After she started to learn yoga, Dr. Sara Lazar made meditation the topic of her first neuroscientific research. In 2011, her team at Harvard Medical School found that meditation led to the thickening of regional brain gray matter. Her refined follow-up research shows that changes in the thickened areas of the brain mirror the psychological improvements of participants.

Not only does meditation change the brain. So do prayers. Strong evidence shows that prayer decreases anxiety and stress, enables inner peace, and even increases one’s ability to endure pain. Sincere prayer is a type of mindfulness. Dr. Michael Baime, Director of the Penn Program for Mindfulness, said mindfulness changes the neural connections in the brain. “Mindfulness isn’t just about relaxing. By changing the neural connections and activity in the brain, you actually change what happens in the whole body.”

Often, sincere prayer can be experienced as deep meditation, as in the case of Dr. Scott McDermott, Reverend Minster of the United Methodist Church. Barbara Bradley Hagerty was inspired by Dr. McDermott’s experience. She visited the lab of Dr. Andrew Newberg to witness the brain scanning of the Reverend pastor during the peak of his prayer. “Well, we use a variety of different brain scanning techniques. And we can see that the patterns of activities that are different when the person is engaged in the prayer practice compared to when they’re just at rest.”

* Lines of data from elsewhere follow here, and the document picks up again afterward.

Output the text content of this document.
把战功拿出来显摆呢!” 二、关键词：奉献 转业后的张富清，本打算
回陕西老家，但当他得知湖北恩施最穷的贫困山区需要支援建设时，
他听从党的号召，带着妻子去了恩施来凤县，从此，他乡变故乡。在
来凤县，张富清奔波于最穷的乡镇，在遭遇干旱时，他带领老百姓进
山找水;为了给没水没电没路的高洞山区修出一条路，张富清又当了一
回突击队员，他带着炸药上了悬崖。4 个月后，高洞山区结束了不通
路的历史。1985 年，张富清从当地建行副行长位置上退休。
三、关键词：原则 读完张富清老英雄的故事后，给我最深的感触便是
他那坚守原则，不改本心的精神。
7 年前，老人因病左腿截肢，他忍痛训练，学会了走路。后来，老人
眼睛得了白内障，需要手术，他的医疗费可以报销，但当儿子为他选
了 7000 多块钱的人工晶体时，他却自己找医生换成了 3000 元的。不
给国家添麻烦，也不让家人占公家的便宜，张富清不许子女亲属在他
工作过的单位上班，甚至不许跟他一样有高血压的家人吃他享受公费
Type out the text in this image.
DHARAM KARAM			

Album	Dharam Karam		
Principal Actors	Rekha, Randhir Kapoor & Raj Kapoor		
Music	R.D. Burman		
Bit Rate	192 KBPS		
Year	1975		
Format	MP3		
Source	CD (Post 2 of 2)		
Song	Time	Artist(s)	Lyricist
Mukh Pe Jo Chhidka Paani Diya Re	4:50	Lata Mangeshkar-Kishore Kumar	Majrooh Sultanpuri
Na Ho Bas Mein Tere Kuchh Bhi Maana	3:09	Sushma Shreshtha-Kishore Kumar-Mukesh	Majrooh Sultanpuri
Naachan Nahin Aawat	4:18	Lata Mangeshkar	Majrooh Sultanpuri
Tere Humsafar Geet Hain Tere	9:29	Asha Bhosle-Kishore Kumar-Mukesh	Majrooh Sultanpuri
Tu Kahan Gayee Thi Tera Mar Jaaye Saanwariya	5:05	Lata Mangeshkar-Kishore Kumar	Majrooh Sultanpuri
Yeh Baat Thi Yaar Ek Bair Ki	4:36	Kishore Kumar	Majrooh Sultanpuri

In 2016, Dr. Michael Ferguson, then a Ph.D. student, asked if different meditation studies end up singling out similar brain sections. The project he participated in scanned brain activities of devout members of the Church of Jesus Christ of Latter-Day Saints as they “feel the Spirit” at the peak of their prayer. The implications are profound. So many of the world’s spiritual traditions report a profound feeling of oneness with a transcendent source, often accompanied by an increased charitable disposition.